Three fixes for the positive feedback loop causing runaway memory usage:
1. SIGUSR1 throttling in observe.sh: Signal observer only every 20
observations (configurable via ECC_OBSERVER_SIGNAL_EVERY_N) instead
of on every tool call. Uses a counter file to track invocations.

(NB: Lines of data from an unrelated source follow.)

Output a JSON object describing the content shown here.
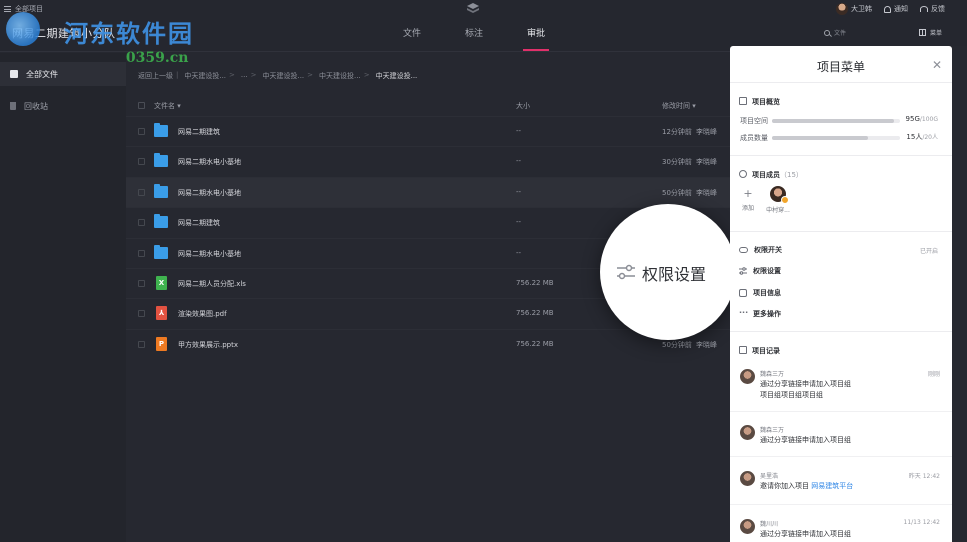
{
  "topbar": {
    "all_projects": "全部项目",
    "project_title": "网易二期建筑小分队",
    "tabs": [
      "文件",
      "标注",
      "审批"
    ],
    "active_tab": "审批",
    "user_name": "大卫韩",
    "notify_label": "通知",
    "feedback_label": "反馈",
    "search_label": "文件",
    "menu_label": "菜单"
  },
  "watermark": {
    "title": "河东软件园",
    "url": "www.pc0359.cn"
  },
  "sidebar": {
    "items": [
      {
        "label": "全部文件",
        "icon": "files-icon",
        "active": true
      },
      {
        "label": "回收站",
        "icon": "trash-icon",
        "active": false
      }
    ]
  },
  "breadcrumb": {
    "items": [
      "返回上一级",
      "中天建设投...",
      "...",
      "中天建设投...",
      "中天建设投...",
      "中天建设投..."
    ]
  },
  "table": {
    "columns": {
      "name": "文件名",
      "size": "大小",
      "time": "修改时间"
    },
    "rows": [
      {
        "type": "folder",
        "name": "网易二期建筑",
        "size": "--",
        "time": "12分钟前",
        "user": "李晓峰"
      },
      {
        "type": "folder",
        "name": "网易二期水电小基地",
        "size": "--",
        "time": "30分钟前",
        "user": "李晓峰"
      },
      {
        "type": "folder",
        "name": "网易二期水电小基地",
        "size": "--",
        "time": "50分钟前",
        "user": "李晓峰"
      },
      {
        "type": "folder",
        "name": "网易二期建筑",
        "size": "--",
        "time": "",
        "user": ""
      },
      {
        "type": "folder",
        "name": "网易二期水电小基地",
        "size": "--",
        "time": "",
        "user": ""
      },
      {
        "type": "xls",
        "glyph": "X",
        "name": "网易二期人员分配.xls",
        "size": "756.22 MB",
        "time": "",
        "user": ""
      },
      {
        "type": "pdf",
        "glyph": "⅄",
        "name": "渲染效果图.pdf",
        "size": "756.22 MB",
        "time": "",
        "user": ""
      },
      {
        "type": "ppt",
        "glyph": "P",
        "name": "甲方效果展示.pptx",
        "size": "756.22 MB",
        "time": "50分钟前",
        "user": "李晓峰"
      }
    ]
  },
  "callout": {
    "text": "权限设置"
  },
  "panel": {
    "title": "项目菜单",
    "overview_title": "项目概览",
    "space_label": "项目空间",
    "space_value": "95G",
    "space_total": "/100G",
    "space_fraction": 0.95,
    "members_label": "成员数量",
    "members_value": "15人",
    "members_total": "/20人",
    "members_fraction": 0.75,
    "members_title": "项目成员",
    "members_count": "（15）",
    "add_label": "添加",
    "member_name": "中村穿...",
    "menu": [
      {
        "label": "权限开关",
        "state": "已开启",
        "icon": "toggle-icon"
      },
      {
        "label": "权限设置",
        "state": "",
        "icon": "sliders-icon"
      },
      {
        "label": "项目信息",
        "state": "",
        "icon": "info-icon"
      },
      {
        "label": "更多操作",
        "state": "",
        "icon": "more-icon"
      }
    ],
    "log_title": "项目记录",
    "logs": [
      {
        "name": "魏森三万",
        "time": "刚刚",
        "lines": [
          "通过分享链接申请加入项目组",
          "项目组项目组项目组"
        ],
        "link": ""
      },
      {
        "name": "魏森三万",
        "time": "",
        "lines": [
          "通过分享链接申请加入项目组"
        ],
        "link": ""
      },
      {
        "name": "吴里浩",
        "time": "昨天 12:42",
        "lines": [
          "邀请你加入项目 "
        ],
        "link": "网易建筑平台"
      },
      {
        "name": "魏川川",
        "time": "11/13 12:42",
        "lines": [
          "通过分享链接申请加入项目组"
        ],
        "link": ""
      }
    ]
  }
}
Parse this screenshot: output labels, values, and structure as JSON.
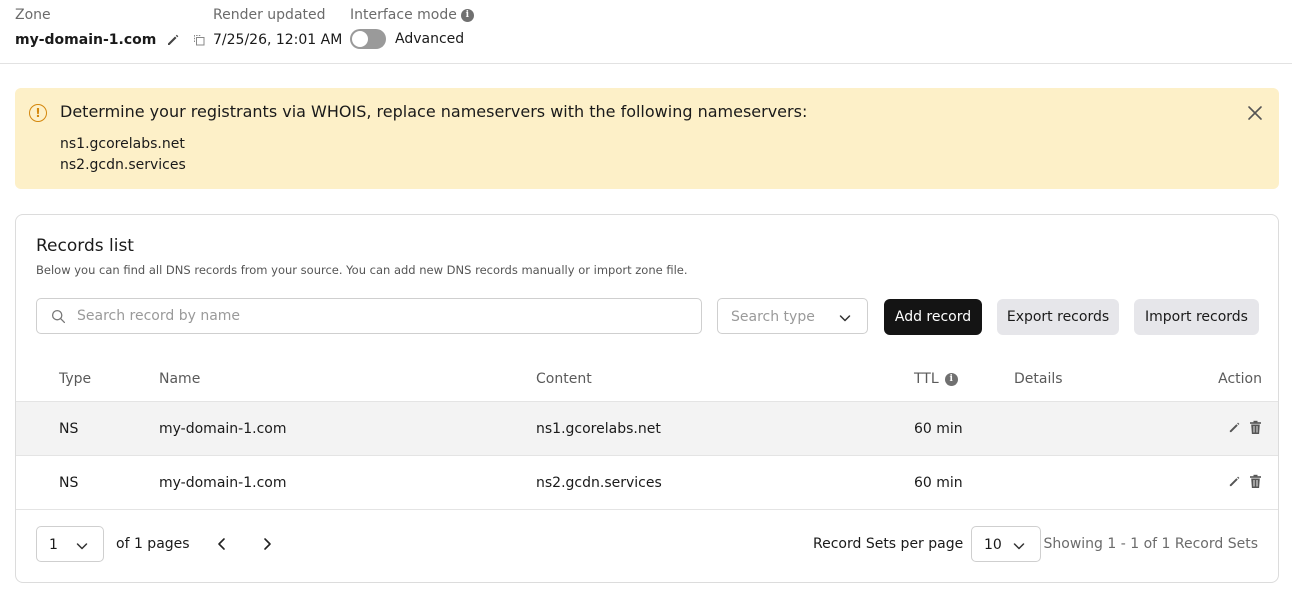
{
  "header": {
    "zone_label": "Zone",
    "zone_name": "my-domain-1.com",
    "render_label": "Render updated",
    "render_value": "7/25/26, 12:01 AM",
    "mode_label": "Interface mode",
    "mode_value": "Advanced",
    "mode_enabled": false
  },
  "banner": {
    "message": "Determine your registrants via WHOIS, replace nameservers with the following nameservers:",
    "nameservers": [
      "ns1.gcorelabs.net",
      "ns2.gcdn.services"
    ]
  },
  "records": {
    "title": "Records list",
    "subtitle": "Below you can find all DNS records from your source. You can add new DNS records manually or import zone file.",
    "search_placeholder": "Search record by name",
    "type_placeholder": "Search type",
    "add_label": "Add record",
    "export_label": "Export records",
    "import_label": "Import records",
    "columns": {
      "type": "Type",
      "name": "Name",
      "content": "Content",
      "ttl": "TTL",
      "details": "Details",
      "action": "Action"
    },
    "rows": [
      {
        "type": "NS",
        "name": "my-domain-1.com",
        "content": "ns1.gcorelabs.net",
        "ttl": "60 min",
        "details": ""
      },
      {
        "type": "NS",
        "name": "my-domain-1.com",
        "content": "ns2.gcdn.services",
        "ttl": "60 min",
        "details": ""
      }
    ]
  },
  "pagination": {
    "page_value": "1",
    "of_pages": "of 1 pages",
    "per_page_label": "Record Sets per page",
    "per_page_value": "10",
    "showing": "Showing 1 - 1 of 1 Record Sets"
  },
  "colors": {
    "banner_bg": "#fdf0c8",
    "warning_accent": "#d4870d",
    "primary_button": "#141414",
    "secondary_button": "#e6e6ea"
  }
}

2. Re-entrancy guard in observer-loop.sh on_usr1(): ANALYZING flag
prevents parallel Claude analysis processes from spawning when
signals arrive while analysis is already running.
3. Cooldown + tail-based sampling in observer-loop.sh:
- 60s cooldown between analyses (ECC_OBSERVER_ANALYSIS_COOLDOWN)
- Only last 500 lines sent to LLM (ECC_OBSERVER_MAX_ANALYSIS_LINES)
instead of the entire observations file
Closes#521
* feat: add project cooldown log to prevent rapid observer re-spawn
Adds session-guardian.sh, called by observer-loop.sh before each Haiku
spawn. It reads ~/.claude/observer-last-run.log and blocks the cycle if
the same project was observed within OBSERVER_INTERVAL_SECONDS (default
300s).
Prevents self-referential loops where a spawned session triggers
observe.sh, which signals the observer before the cooldown has elapsed.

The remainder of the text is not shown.